In these data, it seems that
the effect of `tfr` could be completely explained by
the correlated variable `InfMor`. Multiple regression has here produced new insights over
pairwise correlations. Namely, out of the two highly correlated variables
`infMor` and `tfr` ($r=0.8$),
the former seems much better to predict changes in GDP than the latter.
We say that the effect size of `tfr` from multiple regression model "has been adjusted for"
`infMor` whereas the effect of `tfr` from the simple regression model was not so adjusted.

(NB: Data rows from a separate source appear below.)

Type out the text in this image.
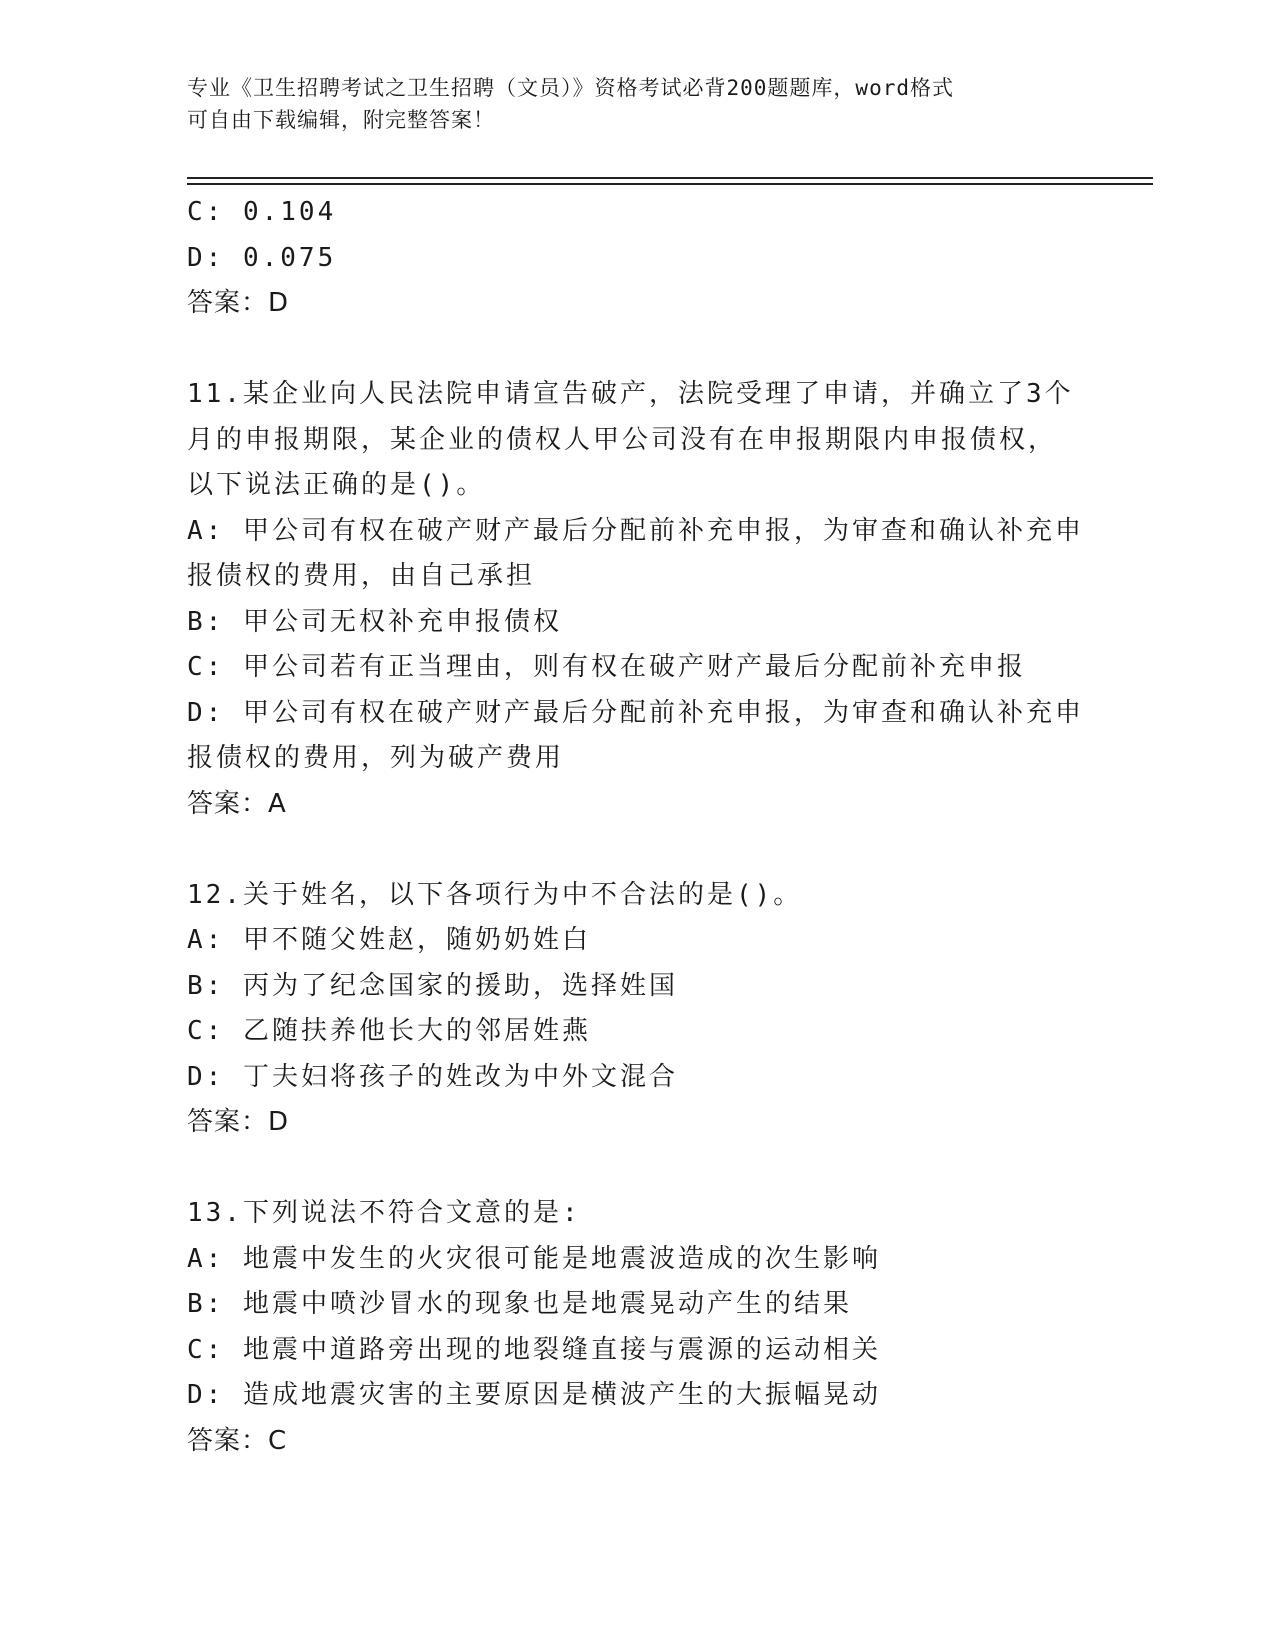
专业《卫生招聘考试之卫生招聘（文员）》资格考试必背200题题库，word格式
可自由下载编辑，附完整答案！
C: 0.104
D: 0.075
答案：D
11.某企业向人民法院申请宣告破产，法院受理了申请，并确立了3个
月的申报期限，某企业的债权人甲公司没有在申报期限内申报债权，
以下说法正确的是()。
A: 甲公司有权在破产财产最后分配前补充申报，为审查和确认补充申
报债权的费用，由自己承担
B: 甲公司无权补充申报债权
C: 甲公司若有正当理由，则有权在破产财产最后分配前补充申报
D: 甲公司有权在破产财产最后分配前补充申报，为审查和确认补充申
报债权的费用，列为破产费用
答案：A
12.关于姓名，以下各项行为中不合法的是()。
A: 甲不随父姓赵，随奶奶姓白
B: 丙为了纪念国家的援助，选择姓国
C: 乙随扶养他长大的邻居姓燕
D: 丁夫妇将孩子的姓改为中外文混合
答案：D
13.下列说法不符合文意的是:
A: 地震中发生的火灾很可能是地震波造成的次生影响
B: 地震中喷沙冒水的现象也是地震晃动产生的结果
C: 地震中道路旁出现的地裂缝直接与震源的运动相关
D: 造成地震灾害的主要原因是横波产生的大振幅晃动
答案：C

The interpretation for the effect estimates from multiple regression is that they tell
what happens to the outcome variable (here log10(GDP)) per a unit change in the
focal predictor (here `tfr`), when the other predictors (here `infMor`) are kept constant.
Thus, here we have learned that if we fix the level of infant mortality,
then the fertility rate does not anymore noticeably affect GDP.
In Finnish: Hedelmällisyysluvulla ei ole tilastollista yhteyttä BKT:hen kun
analyysi on *vakioitu* lapsikuolleisuudella.